奈良県の唐古や大分県の安国寺前の遺跡などは大きな村の遺跡として有名です。

こういう大きな村が勢いを増し周りの小さな村を合わせて一層、大きな村になっていきました。
特に北九州は大陸に近いので進んだ金属の道具などをわりあい容易く手に入れることができました。

そのためこの地方には大きな力の強い村がたくさんあったと思われます。
こうして各地に力の強い村が幾つもでき、これらの村が段々と結びついて国へ発展していったのでしょう。

しかし、その国は後にヤマトの国のような大きな国ではなく、まだ地方に散らばっている小さな国でした。

この時代の日本の様子を知る手がかりになるのは、中国の歴史の本です。
この頃中国には漢という国が起こり、非常な勢いで周りの地方へどんどん勢力を伸ばしていきました。

朝鮮半島も北の方は漢の支配を受けるようになりました。
その中心地は今の北朝鮮のピョンヤンでそこの「楽浪」と呼ばれていました。

この漢の国の歴史を書いた本に「前漢書」「後漢書」というのがあって、その中にその頃のことが書かれている部分があります。

例えば「前漢書」には「楽浪の向こうに倭人がいる。
100以上の国にわかれ、毎年貢物を持ってくる」ということが出ています。
倭人というのはその頃の日本人のことを「倭」と呼んでいたのです。

また、ここで出てくる国というのは北九州にあった小さな国を指しているものと思われます。
今、私たちが使っているような国とは大きな違いです。

「後漢書」は「前漢書」より後に作られた本ですがこの中には「倭の奴国が57年に貢物を持ってきたので金の印を授けた」ということが書かれています。

1784年(天命4年)に北九州の博多湾の入口にある志賀島というところから珍しい金の印が発見されました。

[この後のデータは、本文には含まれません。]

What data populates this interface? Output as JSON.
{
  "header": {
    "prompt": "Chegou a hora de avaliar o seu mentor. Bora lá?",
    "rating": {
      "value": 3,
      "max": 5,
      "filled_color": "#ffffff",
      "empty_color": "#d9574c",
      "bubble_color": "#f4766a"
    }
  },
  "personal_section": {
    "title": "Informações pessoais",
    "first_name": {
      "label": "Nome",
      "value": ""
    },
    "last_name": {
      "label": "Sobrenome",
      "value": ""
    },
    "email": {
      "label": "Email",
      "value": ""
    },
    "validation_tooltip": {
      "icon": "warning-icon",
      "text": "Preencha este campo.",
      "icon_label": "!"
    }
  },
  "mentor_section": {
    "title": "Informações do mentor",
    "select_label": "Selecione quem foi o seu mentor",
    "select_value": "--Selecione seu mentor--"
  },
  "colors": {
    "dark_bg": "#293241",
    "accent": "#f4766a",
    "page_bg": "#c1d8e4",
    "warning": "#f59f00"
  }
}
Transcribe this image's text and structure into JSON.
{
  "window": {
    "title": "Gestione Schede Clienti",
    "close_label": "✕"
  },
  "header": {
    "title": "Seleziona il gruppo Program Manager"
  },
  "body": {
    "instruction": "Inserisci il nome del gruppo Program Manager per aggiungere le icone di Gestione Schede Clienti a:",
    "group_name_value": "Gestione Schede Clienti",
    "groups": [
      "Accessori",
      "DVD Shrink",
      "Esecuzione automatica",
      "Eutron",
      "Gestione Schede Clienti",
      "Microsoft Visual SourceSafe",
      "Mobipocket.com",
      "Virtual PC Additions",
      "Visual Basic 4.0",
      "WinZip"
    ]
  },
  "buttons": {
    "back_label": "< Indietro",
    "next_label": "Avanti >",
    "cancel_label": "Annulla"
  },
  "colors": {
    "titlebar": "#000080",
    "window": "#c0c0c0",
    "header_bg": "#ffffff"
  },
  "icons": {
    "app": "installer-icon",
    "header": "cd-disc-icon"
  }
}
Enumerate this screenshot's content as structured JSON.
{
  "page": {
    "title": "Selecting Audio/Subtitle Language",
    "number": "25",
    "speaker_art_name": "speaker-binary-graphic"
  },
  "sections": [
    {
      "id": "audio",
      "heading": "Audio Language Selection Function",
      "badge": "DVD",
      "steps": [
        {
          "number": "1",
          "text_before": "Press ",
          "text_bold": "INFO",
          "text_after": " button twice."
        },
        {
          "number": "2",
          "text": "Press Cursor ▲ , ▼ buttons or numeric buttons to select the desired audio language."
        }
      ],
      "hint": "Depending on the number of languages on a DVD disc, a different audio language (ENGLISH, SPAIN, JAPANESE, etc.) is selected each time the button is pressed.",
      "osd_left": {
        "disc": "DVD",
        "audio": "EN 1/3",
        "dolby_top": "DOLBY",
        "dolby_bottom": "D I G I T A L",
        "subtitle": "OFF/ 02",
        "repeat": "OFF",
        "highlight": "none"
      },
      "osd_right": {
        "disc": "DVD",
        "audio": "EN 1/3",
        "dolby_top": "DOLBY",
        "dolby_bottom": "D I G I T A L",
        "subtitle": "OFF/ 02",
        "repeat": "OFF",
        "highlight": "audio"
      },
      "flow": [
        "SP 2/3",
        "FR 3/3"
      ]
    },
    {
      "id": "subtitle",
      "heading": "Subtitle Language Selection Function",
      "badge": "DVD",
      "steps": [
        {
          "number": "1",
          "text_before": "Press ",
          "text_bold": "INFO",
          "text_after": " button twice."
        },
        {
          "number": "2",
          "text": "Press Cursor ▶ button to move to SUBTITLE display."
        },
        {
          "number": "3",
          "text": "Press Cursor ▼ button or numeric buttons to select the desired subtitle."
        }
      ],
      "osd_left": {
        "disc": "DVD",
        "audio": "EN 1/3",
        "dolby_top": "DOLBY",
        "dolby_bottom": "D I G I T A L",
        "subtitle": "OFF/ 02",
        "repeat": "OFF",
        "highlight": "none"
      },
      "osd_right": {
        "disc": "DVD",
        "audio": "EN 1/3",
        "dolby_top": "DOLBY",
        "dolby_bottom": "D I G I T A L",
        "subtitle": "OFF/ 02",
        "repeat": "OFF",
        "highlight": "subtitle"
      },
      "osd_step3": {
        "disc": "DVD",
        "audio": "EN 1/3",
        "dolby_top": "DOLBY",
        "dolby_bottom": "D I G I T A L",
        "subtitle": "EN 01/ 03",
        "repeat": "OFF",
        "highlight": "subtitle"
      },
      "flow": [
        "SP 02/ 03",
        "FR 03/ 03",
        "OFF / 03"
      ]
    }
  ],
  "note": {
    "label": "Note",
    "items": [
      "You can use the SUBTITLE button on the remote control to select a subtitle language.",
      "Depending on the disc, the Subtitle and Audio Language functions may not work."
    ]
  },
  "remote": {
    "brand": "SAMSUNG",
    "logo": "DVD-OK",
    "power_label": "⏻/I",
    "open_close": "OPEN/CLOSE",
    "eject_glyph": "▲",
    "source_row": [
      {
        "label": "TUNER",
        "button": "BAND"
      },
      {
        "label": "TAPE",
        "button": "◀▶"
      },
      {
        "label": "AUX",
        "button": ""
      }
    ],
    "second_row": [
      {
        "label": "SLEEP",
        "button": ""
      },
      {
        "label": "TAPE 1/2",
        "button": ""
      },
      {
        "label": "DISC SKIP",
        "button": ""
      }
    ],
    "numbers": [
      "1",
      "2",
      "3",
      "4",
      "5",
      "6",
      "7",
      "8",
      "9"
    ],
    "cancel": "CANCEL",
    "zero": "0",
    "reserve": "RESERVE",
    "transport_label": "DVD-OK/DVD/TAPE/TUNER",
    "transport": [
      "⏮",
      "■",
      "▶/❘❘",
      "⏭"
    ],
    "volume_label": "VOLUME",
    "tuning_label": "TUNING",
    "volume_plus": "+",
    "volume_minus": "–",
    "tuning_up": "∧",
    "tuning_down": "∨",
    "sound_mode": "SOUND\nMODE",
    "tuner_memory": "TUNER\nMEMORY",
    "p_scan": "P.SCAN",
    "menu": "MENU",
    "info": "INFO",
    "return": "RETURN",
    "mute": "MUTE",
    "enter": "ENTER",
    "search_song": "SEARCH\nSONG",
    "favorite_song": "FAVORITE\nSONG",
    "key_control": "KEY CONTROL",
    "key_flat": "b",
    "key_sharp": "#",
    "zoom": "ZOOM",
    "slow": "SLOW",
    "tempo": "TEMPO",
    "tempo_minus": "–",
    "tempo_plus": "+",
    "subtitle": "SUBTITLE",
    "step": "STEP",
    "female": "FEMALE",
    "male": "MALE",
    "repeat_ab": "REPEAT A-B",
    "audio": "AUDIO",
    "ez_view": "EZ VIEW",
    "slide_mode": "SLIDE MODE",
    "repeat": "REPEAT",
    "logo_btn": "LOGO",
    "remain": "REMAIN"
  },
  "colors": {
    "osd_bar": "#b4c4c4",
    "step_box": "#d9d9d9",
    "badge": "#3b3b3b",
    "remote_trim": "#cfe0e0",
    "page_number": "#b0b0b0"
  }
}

それには「漢委奴国王」という五つの文字が刻んでありました。
これは「後漢書」に出ている57年に漢の王様から授けられた金印ではないかと考えられています。

この金印の文字は「漢の委の奴の国王」と読み漢からの奴国の王様に与えられたものと考えられています。

奴国というのは北九州にたくさんあった小さな国々の中の1つの名であると思われます。
日本の歴史を見ると文化が進んでいないころのほうが理想と言われるような平等社会なのは何故なんだろう……。